Garcia-Garin Odei, Monleón-Getino Toni, López-Brosa Pere, Borrell Asunción, Aguilar Alex, Borja-Robalino Ricardo, Cardona Luis, Vighi Morgana
Institute of Biodiversity Research (IRBio) and Department of Evolutionary Biology, Ecology and Environmental Sciences, Universitat de Barcelona, Barcelona, Spain.
Department of Genetics, Microbiology and Statistics, Universitat de Barcelona, Barcelona, Spain; BIOST(3), Spain; GRBIO (Research Group in Biostatistics and Bioinformatics), Barcelona, Spain.
Environ Pollut. 2021 Jan 11;273:116490. doi: 10.1016/j.envpol.2021.116490.
The threats posed by floating marine macro-litter (FMML) of anthropogenic origin to the marine fauna, and marine ecosystems in general, are universally recognized. Dedicated monitoring programmes and mitigation measures are in place to address this issue worldwide, with the increasing support of new technologies and the automation of analytical processes. In the current study, we developed algorithms capable of detecting and quantifying FMML in aerial images, and a web-oriented application that allows users to identify FMML within images of the sea surface. The proposed algorithm is based on a deep learning approach that uses convolutional neural networks (CNNs) capable of learning from unstructured or unlabelled data. The CNN-based deep learning model was trained and tested using 3723 aerial images (50% containing FMML, 50% without FMML) taken by drones and aircraft over the waters of the NW Mediterranean Sea. The accuracies of image classification (performed using all the images for training and testing the model) and cross-validation (performed using 90% of images for training and 10% for testing) were 0.85 and 0.81, respectively. The Shiny package of R was then used to develop a user-friendly application to identify and quantify FMML within the aerial images. The implementation of this, and similar algorithms, allows streamlining substantially the detection and quantification of FMML, providing support to the monitoring and assessment of this environmental threat. However, the automated monitoring of FMML in the open sea still represents a technological challenge, and further research is needed to improve the accuracy of current algorithms.
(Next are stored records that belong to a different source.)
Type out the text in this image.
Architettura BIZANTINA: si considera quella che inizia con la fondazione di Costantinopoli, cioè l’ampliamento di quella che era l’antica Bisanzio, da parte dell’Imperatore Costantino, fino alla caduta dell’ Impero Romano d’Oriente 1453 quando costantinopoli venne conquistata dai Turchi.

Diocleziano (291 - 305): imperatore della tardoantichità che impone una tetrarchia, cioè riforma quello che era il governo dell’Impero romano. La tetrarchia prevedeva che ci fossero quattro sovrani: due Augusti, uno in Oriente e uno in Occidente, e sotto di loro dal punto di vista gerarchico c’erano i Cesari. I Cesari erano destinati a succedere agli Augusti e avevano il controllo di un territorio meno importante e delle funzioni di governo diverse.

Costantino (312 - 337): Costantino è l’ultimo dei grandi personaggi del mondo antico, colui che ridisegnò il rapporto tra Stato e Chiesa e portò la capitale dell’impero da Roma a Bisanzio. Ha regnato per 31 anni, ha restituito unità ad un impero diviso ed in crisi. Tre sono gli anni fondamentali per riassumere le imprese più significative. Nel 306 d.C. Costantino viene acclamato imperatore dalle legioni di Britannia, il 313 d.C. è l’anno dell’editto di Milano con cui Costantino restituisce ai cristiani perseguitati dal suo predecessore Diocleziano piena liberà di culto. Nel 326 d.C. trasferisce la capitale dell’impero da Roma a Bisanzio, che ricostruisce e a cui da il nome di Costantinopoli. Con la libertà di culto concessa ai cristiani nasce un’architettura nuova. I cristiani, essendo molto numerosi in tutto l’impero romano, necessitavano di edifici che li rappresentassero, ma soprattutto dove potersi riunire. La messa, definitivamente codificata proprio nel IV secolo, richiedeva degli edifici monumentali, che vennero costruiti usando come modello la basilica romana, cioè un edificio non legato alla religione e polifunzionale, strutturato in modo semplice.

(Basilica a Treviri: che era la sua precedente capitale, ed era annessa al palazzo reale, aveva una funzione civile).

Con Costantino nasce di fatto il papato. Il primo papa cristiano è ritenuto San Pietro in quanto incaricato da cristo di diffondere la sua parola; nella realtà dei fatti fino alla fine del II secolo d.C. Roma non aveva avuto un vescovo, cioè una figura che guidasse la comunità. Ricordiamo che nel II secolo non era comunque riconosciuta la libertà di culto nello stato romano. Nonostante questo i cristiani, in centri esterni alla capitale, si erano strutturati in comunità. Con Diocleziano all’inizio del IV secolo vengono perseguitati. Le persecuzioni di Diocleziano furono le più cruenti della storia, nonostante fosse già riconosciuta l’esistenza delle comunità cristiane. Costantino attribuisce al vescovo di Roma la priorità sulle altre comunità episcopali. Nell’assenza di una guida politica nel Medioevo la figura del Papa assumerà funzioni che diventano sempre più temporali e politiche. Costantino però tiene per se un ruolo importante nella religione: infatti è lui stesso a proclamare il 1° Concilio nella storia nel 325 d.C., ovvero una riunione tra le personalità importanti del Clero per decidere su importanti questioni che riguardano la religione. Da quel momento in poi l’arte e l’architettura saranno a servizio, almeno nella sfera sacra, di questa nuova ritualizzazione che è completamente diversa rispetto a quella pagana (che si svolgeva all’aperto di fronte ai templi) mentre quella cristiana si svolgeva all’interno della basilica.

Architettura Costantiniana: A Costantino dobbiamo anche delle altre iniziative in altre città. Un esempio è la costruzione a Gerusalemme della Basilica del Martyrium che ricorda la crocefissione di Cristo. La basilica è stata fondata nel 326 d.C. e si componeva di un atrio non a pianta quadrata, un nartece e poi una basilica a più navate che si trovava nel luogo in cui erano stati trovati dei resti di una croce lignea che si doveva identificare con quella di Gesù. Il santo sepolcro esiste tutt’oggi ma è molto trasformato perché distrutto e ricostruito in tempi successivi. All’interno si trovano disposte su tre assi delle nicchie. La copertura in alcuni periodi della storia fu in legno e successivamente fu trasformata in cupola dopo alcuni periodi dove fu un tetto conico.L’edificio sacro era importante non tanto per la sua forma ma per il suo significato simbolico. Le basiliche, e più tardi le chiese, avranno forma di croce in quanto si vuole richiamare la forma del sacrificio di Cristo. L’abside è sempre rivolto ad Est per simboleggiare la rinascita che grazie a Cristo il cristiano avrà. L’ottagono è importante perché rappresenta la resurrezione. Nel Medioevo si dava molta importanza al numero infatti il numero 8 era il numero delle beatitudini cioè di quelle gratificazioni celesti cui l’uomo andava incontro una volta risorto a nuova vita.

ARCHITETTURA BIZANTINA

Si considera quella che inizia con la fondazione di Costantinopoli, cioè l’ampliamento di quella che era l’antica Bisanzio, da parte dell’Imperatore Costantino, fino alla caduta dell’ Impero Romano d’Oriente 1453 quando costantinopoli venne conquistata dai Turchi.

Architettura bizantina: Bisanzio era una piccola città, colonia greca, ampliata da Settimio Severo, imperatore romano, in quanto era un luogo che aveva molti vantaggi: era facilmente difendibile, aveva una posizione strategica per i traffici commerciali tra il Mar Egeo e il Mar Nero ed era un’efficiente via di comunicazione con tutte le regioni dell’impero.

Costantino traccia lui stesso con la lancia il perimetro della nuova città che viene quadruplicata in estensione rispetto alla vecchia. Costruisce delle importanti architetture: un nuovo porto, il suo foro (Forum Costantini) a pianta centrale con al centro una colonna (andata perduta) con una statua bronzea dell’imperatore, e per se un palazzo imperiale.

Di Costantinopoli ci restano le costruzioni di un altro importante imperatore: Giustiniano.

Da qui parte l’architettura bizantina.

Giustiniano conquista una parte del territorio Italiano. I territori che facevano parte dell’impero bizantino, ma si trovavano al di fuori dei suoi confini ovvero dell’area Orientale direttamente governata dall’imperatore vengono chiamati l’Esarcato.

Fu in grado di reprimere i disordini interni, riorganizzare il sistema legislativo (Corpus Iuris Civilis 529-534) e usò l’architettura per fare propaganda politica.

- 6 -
人为来源的漂浮海洋大型垃圾(FMML)对海洋动物以及整个海洋生态系统构成的威胁已得到普遍认可。在新技术的不断支持和分析过程自动化的背景下,全球各地都在实施专门的监测计划和缓解措施来应对这一问题。在当前的研究中,我们开发了能够检测和量化航空图像中FMML的算法,以及一个面向网络的应用程序,该程序允许用户识别海面图像中的FMML。所提出的算法基于深度学习方法,该方法使用能够从未结构化或未标记数据中学习的卷积神经网络(CNN)。基于CNN的深度学习模型使用无人机和飞机在地中海西北部水域拍摄的3723张航空图像(50%包含FMML,50%不包含FMML)进行训练和测试。图像分类(使用所有图像进行模型训练和测试)和交叉验证(使用90%的图像进行训练,10%的图像进行测试)的准确率分别为0.85和0.81。然后使用R的Shiny包开发了一个用户友好的应用程序,用于识别和量化航空图像中的FMML。这种算法以及类似算法的实施,能够大幅简化FMML的检测和量化工作,为监测和评估这一环境威胁提供支持。然而,公海中FMML的自动监测仍然是一项技术挑战,需要进一步研究以提高当前算法的准确性。